Saturday 23 July 2011

Traffic

You know those myths and rumours that run through every family, "your great uncle Ronald invented the spoon" - that type of thing. Well in my family the legend is that we're related to William Wilberforce. I'm not convinced myself, but having said that I've never tried to prove or disprove it.

Wilberforce, for ignoramuses out there, was a politician who is credited with abolishing slavery in the UK in 1807. But if we look around us today, how well did he really succeed? Illegal though it may be to trade in people, we cannot deny that it goes on all around us, and that society does little to prevent it.

It's never front page news, but occassionally a story will crop up about tales of domestic servitude full of grisly detail about people, often children, kept in conditions not fit even for the most hardy of animals.

What we hear less about is the trafficking of people by the sex trade. Again, there will sometimes be a story boasting of the capture of a trafficking ring, but in these stories the focus is always on the capture of the bad guys and never on the torment of the good. Victims of trafficking are glossed over, even by our own authorities, as commodities rather than treated as the vulnerable humans they are.

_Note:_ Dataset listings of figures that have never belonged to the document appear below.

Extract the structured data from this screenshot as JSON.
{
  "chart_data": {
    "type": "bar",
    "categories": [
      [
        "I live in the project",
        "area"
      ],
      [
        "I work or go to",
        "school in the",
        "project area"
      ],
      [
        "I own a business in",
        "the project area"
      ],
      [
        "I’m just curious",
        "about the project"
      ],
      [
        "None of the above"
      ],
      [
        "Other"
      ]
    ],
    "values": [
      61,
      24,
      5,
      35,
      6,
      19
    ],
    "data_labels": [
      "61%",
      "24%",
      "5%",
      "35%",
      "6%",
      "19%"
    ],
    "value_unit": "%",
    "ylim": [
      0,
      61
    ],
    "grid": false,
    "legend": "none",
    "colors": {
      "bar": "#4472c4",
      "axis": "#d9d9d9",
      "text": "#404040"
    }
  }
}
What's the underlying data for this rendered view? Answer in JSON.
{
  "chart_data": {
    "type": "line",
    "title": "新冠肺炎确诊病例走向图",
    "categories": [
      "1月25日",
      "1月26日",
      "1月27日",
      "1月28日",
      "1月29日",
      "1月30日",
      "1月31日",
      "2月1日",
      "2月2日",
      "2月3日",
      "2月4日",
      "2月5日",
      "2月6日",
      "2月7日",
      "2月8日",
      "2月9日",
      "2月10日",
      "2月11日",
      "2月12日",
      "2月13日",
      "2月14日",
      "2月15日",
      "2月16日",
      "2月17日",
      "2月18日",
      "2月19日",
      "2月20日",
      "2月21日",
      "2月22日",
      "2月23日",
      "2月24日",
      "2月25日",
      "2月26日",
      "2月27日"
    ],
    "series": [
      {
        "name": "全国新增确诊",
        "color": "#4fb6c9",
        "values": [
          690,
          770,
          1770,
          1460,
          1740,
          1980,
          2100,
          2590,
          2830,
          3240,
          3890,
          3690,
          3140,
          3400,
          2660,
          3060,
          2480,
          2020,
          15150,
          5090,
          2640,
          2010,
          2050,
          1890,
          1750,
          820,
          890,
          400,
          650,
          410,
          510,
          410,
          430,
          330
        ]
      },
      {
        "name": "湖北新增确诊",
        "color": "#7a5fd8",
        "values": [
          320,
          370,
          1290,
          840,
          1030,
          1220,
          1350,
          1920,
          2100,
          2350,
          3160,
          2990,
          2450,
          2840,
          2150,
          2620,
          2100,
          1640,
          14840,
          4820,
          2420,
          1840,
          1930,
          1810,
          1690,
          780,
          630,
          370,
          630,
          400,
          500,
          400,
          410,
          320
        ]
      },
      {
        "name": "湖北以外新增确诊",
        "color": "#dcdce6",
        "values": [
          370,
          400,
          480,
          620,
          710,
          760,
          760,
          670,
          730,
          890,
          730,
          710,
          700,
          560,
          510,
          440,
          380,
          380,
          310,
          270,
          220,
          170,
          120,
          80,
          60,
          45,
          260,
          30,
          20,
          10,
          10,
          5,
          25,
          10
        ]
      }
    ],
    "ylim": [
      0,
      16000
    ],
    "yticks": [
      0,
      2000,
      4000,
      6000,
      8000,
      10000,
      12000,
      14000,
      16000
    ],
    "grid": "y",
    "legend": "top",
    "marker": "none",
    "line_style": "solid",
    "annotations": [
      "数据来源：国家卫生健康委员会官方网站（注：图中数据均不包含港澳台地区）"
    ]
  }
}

This is going on all around us, in every town, and I don't know what upsets me more - that the authorities are overlooking it, or that society is obviously making use of it's services. Police figures estimate 30,000 people (mainly women) are forcibly trafficked into the sex trade in the UK but experts believe the real figure is far higher. The chances are that someone you know will have played a part in the abuse of a trafficking victim.

I guess I'm probably not descended from Wilberforce. Maybe if I were I would feel like I could do something to stop it.